University of Illinois College of Medicine Rockford researchers will continue promising research into how inflammation in the body linked to diseases such as diabetes may be tied to a decrease of a naturally occurring substance in blood that declines as people age.
A two year, $440,000 grant from the National Institute on Aging will fund a study to determine if age-related impairment in producing a certain autoantibody increases older adults’ vulnerability to inflammation caused by a high-fat diet, which can increase the likelihood of type 2 diabetes.
Aoshuang Chen, Ph.D., and Guoxing Zheng, Ph.D., both associate professors in the Department of Biomedical Sciences, are the principal investigators for the study. The married couple both joined the UICOMR faculty in 2003.
Previous research from their laboratory published in The Journal of Immunology in 2020 identified in healthy people and mice an autoantibody that doesn’t let the inflammation-causing substance, called HMGB1, to get too high.
“HMGB1 is needed for a healthy immune response, but when it gets too high, it triggers inflammation,” Dr.
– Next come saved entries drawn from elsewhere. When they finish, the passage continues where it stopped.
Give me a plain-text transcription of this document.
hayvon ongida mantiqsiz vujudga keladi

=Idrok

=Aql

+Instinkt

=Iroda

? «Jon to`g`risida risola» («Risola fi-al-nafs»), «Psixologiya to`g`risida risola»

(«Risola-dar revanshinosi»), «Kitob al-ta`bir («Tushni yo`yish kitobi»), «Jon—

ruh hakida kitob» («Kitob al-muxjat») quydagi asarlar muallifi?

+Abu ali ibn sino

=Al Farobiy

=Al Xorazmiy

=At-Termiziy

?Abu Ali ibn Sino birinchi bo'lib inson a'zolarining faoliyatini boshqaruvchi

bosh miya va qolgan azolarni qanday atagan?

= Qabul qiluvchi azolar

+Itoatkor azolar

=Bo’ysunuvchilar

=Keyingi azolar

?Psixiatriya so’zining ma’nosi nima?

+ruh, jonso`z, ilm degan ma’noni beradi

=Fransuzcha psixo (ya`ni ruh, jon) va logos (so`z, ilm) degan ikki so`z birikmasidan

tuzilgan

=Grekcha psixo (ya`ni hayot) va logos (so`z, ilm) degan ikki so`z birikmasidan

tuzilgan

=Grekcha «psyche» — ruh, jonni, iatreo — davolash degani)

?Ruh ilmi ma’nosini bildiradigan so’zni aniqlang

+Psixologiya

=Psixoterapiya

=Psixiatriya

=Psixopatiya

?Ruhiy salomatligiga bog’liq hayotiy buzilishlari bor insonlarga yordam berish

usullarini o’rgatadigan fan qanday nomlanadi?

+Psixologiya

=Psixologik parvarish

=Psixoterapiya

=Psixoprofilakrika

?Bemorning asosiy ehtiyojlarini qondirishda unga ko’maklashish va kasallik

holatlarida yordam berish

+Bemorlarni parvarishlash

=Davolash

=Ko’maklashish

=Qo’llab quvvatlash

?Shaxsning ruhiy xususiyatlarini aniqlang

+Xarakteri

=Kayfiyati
Chen says. “Our research is exciting because we’ve found a substance in the body that regulates HMGB1 so it doesn’t cause inflammation, but it appears that substance wanes with age and is likely the cause of age-related chronic inflammation. Our research will generate insights into this type of inflammation that could lead to development of a new therapy for treating type 2 diabetes and other age-related diseases.”
While this discovery is not quite the proverbial Fountain of Youth, the identification of an autoantibody that’s a normal part of blood plasma, that can regulate one of the major causes of sterile inflammation, that’s inflammation not caused by microorganisms, could lead to injectable drugs or immunizations to help prevent or control such inflammation and its related diseases, such as diabetes or cancer.
Research reported in this publication was supported by the National Institute on Aging of the National Institutes of Health under Award Number R21AG075229. The content is solely the responsibility of the authors and does not necessarily represent the official views of the National Institutes of Health.